Each of those are half-baked, but it also took me 7 minutes to come up with them, and they seem more in line with what Ollama tries to represent than a pure cloud play using low-power models.

Cheer2171 · 2025-09-25T23:30:28 1758843028

Have ollama server support auth / API keys (closed as out of scope) and monetize the way everyone else does around SSO.

Cheer2171 · 2025-09-25T23:24:11 1758842651

What reputation? People who actually know how to develop software or work with LLMs know ollama is a child's tricycle and to run the hell away from what is just a buggy shell around other people's inference engines.

Ollama is beloved by people who know how to write 5 lines of python and bash to do API calls, but can't possibly improve the actual app.

dcreater · 2025-09-26T00:33:07 1758846787

Thats what I thought so as well - that it was for people like me who arent professional SWEs and thus im sad to see them go this way. But what ive found is people are using it for "on-prem" style deployment, have no idea if this is common but I wouldnt be surprised given the reality of AI startups + the abundance of ollama in training dataset leading to relatively greater vibe coding success rate

Cheer2171 · 2025-09-26T10:18:28 1758881908

If people are using ollama for on prem deployment, for anything more than single user hobby use or backend for a UI proof of concept, then run as far away as you can from those people. Major red flag, immediately disqualifying.

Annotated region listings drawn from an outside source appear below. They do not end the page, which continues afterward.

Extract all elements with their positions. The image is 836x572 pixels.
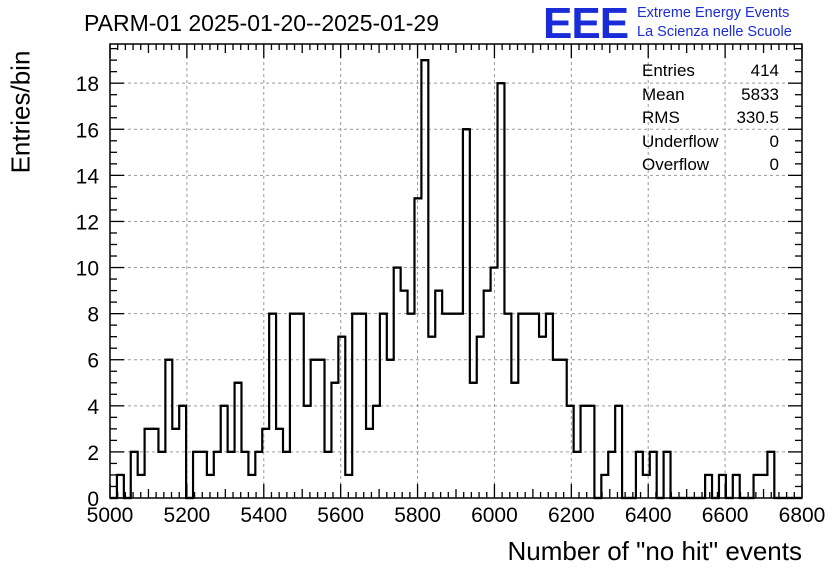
y-tick-label: 10 — [76, 258, 99, 281]
x-tick-label: 5600 — [317, 504, 364, 527]
stats-row-overflow: Overflow 0 — [642, 153, 779, 177]
x-tick-label: 5000 — [87, 504, 134, 527]
x-tick-label: 6600 — [702, 504, 749, 527]
x-tick-label: 5800 — [394, 504, 441, 527]
y-axis-label: Entries/bin — [5, 50, 36, 174]
stats-row-mean: Mean 5833 — [642, 83, 779, 107]
x-axis-label: Number of "no hit" events — [507, 536, 803, 566]
x-tick-label: 6400 — [625, 504, 672, 527]
stats-value: 414 — [750, 61, 779, 80]
stats-label: Mean — [642, 84, 685, 104]
logo-caption: Extreme Energy Events La Scienza nelle S… — [637, 4, 792, 42]
y-tick-label: 8 — [87, 304, 99, 327]
y-tick-label: 12 — [76, 211, 99, 234]
stats-value: 0 — [769, 155, 779, 175]
grid-lines — [110, 44, 802, 498]
x-tick-label: 5200 — [164, 504, 211, 527]
tick-labels: 5000 5200 5400 5600 5800 6000 6200 6400 6600 6800… — [76, 73, 826, 527]
stats-box: Entries 414 Mean 5833 RMS 330.5 Underflo… — [642, 59, 779, 177]
logo-caption-line2: La Scienza nelle Scuole — [637, 24, 792, 40]
x-tick-label: 6000 — [471, 504, 518, 527]
y-tick-label: 0 — [87, 488, 99, 511]
y-tick-label: 16 — [76, 119, 99, 142]
axes — [109, 43, 803, 499]
x-tick-label: 5400 — [240, 504, 287, 527]
x-tick-label: 6200 — [548, 504, 595, 527]
stats-label: Underflow — [642, 131, 719, 151]
stats-row-rms: RMS 330.5 — [642, 106, 779, 130]
y-tick-label: 14 — [76, 165, 100, 188]
histogram-outline — [110, 59, 802, 500]
stats-value: 5833 — [741, 84, 779, 104]
stats-row-underflow: Underflow 0 — [642, 130, 779, 154]
y-tick-label: 6 — [87, 350, 99, 373]
stats-label: RMS — [642, 108, 680, 128]
plot-title: PARM-01 2025-01-20--2025-01-29 — [84, 10, 439, 36]
eee-logo: EEE — [543, 0, 629, 48]
y-tick-label: 18 — [76, 73, 99, 96]
stats-value: 330.5 — [736, 108, 779, 128]
y-tick-label: 4 — [87, 396, 99, 419]
x-tick-label: 6800 — [779, 504, 826, 527]
y-tick-label: 2 — [87, 442, 99, 465]
stats-row-entries: Entries 414 — [642, 59, 779, 83]
stats-label: Overflow — [642, 155, 710, 175]
stats-value: 0 — [769, 131, 779, 151]
logo-caption-line1: Extreme Energy Events — [637, 5, 790, 21]
stats-label: Entries — [642, 61, 695, 80]
histogram-bars — [110, 59, 802, 500]
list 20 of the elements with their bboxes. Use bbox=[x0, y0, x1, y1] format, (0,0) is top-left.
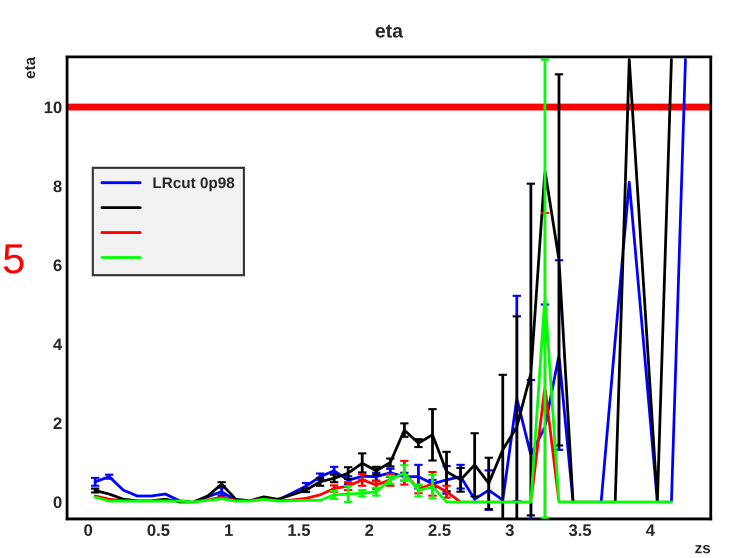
y-tick-label: 4 bbox=[53, 338, 62, 350]
x-tick-label: 0.5 bbox=[148, 524, 170, 536]
x-tick-label: 3 bbox=[506, 524, 514, 536]
y-tick-label: 0 bbox=[54, 496, 62, 508]
x-tick-label: 1 bbox=[225, 524, 233, 536]
x-tick-label: 2.5 bbox=[428, 524, 451, 536]
y-axis-title: eta bbox=[24, 56, 36, 78]
y-tick-label: 6 bbox=[54, 259, 62, 272]
x-tick-label: 2 bbox=[365, 524, 374, 536]
legend-label: LRcut 0p98 bbox=[153, 177, 234, 192]
chart-title: eta bbox=[376, 24, 404, 38]
text: 5 bbox=[4, 244, 24, 274]
y-tick-label: 2 bbox=[54, 417, 62, 430]
x-tick-label: 3.5 bbox=[568, 524, 592, 536]
x-tick-label: 1.5 bbox=[288, 524, 310, 536]
y-tick-label: 8 bbox=[53, 180, 62, 192]
x-tick-label: 0 bbox=[84, 524, 92, 536]
y-tick-label: 10 bbox=[44, 101, 62, 114]
x-tick-label: 4 bbox=[646, 524, 655, 536]
x-axis-title: zs bbox=[695, 544, 710, 554]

hadlock · 2025-09-26T17:17:25 1758907045

What's your preferred method to do on prem deployment today?

ricardobeat · 2025-09-25T20:09:07 1758830947

For models you can't run locally like gpt-oss-120b, deepseek or qwen3-coder 480b. And a way for them to monetize the success of Ollama.

zmmmmm · 2025-09-25T22:28:07 1758839287

a lot of "local" models are still very large to download and slow to run on regular hardware. I think it's great to have a way to evaluate them cheaply in the cloud before deciding to pull down the model to run locally.

At some level it's also more of a principle that I could run something locally that matters rather than actually doing it. I don't want to become dependent on technology that someone could take away from me.